Cheap flights to Saxony

Saxony, officially the Free State of Saxony, is a landlocked federal state of Germany, the 10th-largest of the country’s 16 states in terms of area and the sixth-largest in terms of population. It borders the federal states of Brandenburg, Saxony Anhalt, Thuringia, and Bavaria, as well as the countries Poland and the Czech Republic. Like Bavaria, it has a long history of independence as a kingdom and therefore, possesses a strong sense of self-identity. Its capital is Dresden. The state is divided into eight cultural, geographic, and historical regions. Its areas should not be confused with Old Saxony, where Saxons live and which corresponds approximately to the modern German states of Lower Saxony, Saxony-Anhalt, and the Westphalian part of North Rhine-Westphalia. Saxony’s history spans more than a millennium: from its days as a medieval duchy, an electorate of the Holy Roman Empire, a kingdom, to becoming a republic.

What to see & do

Saxony is home to tourist-attractive cities like Dresden and Leipzig, as well as the WWII prison camp of Colditz. Historic towns such as Bautzen, Freiberg, Görlitz, Meissen, and Pirna are also located here. Saxony is a picture of a perfect holiday destination, with its castles jutting from mountaintops, majestic palaces, steam trains, and indigenous Sorb folk traditions. Semperoper, an opera house in Dresden, and Gewandhaus, a concert hall in Leipzig, have been among the finest musical venues in the world for centuries. Dresden’s history is also notable for its devastation during the WWII and for successfully resurrecting its baroque heritage. Meanwhile, Leipzig sparked the ‘peaceful revolution’ of 1989, which resulted to the fall of the Berlin Wall and led to the reunification of Germany. Bach, Canaletto, Goethe, and Wagner are some of the prominent figures that greatly influenced the region’s culture. See the Romanesque and Gothic architecture of the historic Nikolaikirche (St. Nicholas' Church), but more so, its striking neoclassical interior. It was the site of a peaceful revolution. The Frauenkirche in Dresden is one of the city’s most prominent and beloved symbols. It was bombed in 1945 but was rebuilt and consecrated in2005. It offers panoramic views atop the dome. Its galleried interior also serves as a venue for concerts, meditations, and services. Meanwhile, a visit to Sorbisches Museum means being acquainted with the history and culture of Saxony with its exhibit depicting the customs and festivities, religion, architecture, and music of the region. The top floor highlights the modern Sorb history. Don’t miss the chance to see the Erlebniswelt Haus Meissen, a museum made of porcelain – a remarkable display of Meissen artistry and craftsmanship.

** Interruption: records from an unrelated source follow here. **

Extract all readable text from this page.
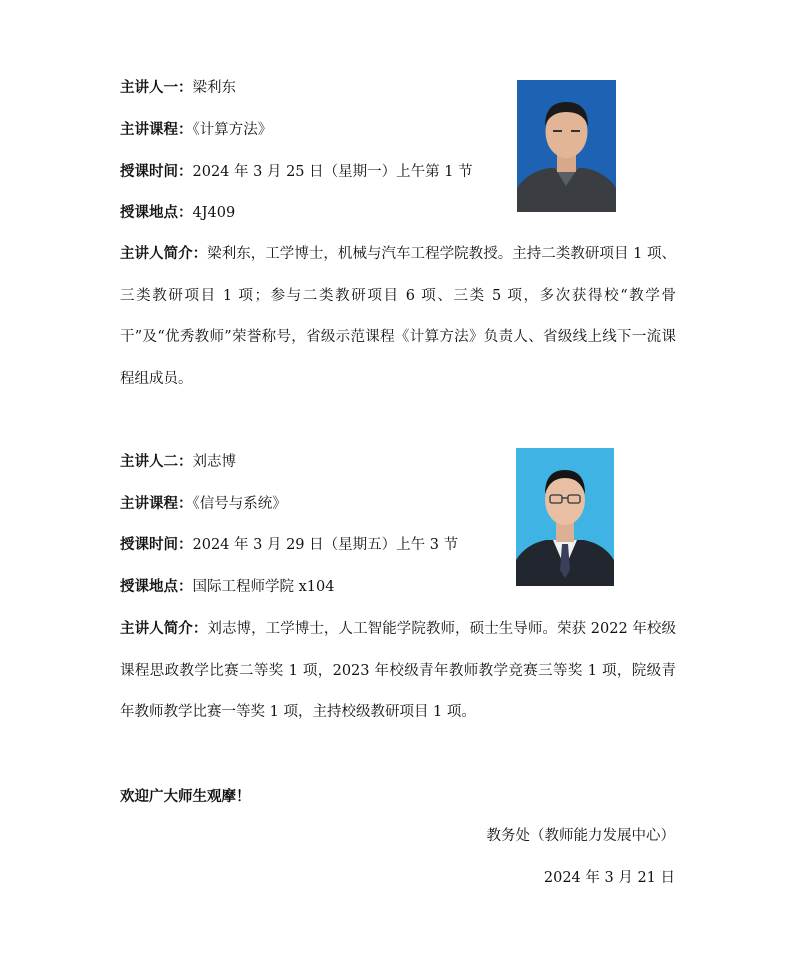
主讲人一：梁利东
主讲课程：《计算方法》
授课时间：2024 年 3 月 25 日（星期一）上午第 1 节
授课地点：4J409
主讲人简介：梁利东，工学博士，机械与汽车工程学院教授。主持二类教研项目 1 项、三类教研项目 1 项；参与二类教研项目 6 项、三类 5 项，多次获得校“教学骨干”及“优秀教师”荣誉称号，省级示范课程《计算方法》负责人、省级线上线下一流课程组成员。
主讲人二：刘志博
主讲课程：《信号与系统》
授课时间：2024 年 3 月 29 日（星期五）上午 3 节
授课地点：国际工程师学院 x104
主讲人简介：刘志博，工学博士，人工智能学院教师，硕士生导师。荣获 2022 年校级课程思政教学比赛二等奖 1 项，2023 年校级青年教师教学竞赛三等奖 1 项，院级青年教师教学比赛一等奖 1 项，主持校级教研项目 1 项。
欢迎广大师生观摩！
教务处（教师能力发展中心）
2024 年 3 月 21 日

How to get around within Saxony

Taking public transport in Saxony can be convenient when you purchase the Saxony-Ticket. It gives you, plus up to four more passengers (one or both parents or grandparents, plus all their children or grandchildren up to 14 years), a good value for your money with its unlimited train travel during the day (between 9:00 am and 3:00 pm). The tickets are good for second-class travel throughout Saxony, as well as in Thuringia and Saxony-Anhalt. You can also use it on any regional Deutsche Bahn trains (IRE, RE, RB and S-Bahn), as well as some private trains like the LausitzBahn.

How to get there

The region is being served by two major airports (Dresden Airport and Leipzig/Halle Airport) which offer scheduled passenger flights to Dresden and between Leipzig and Halle, as well as flights to almost all cities in Germany and a number of destinations in Europe.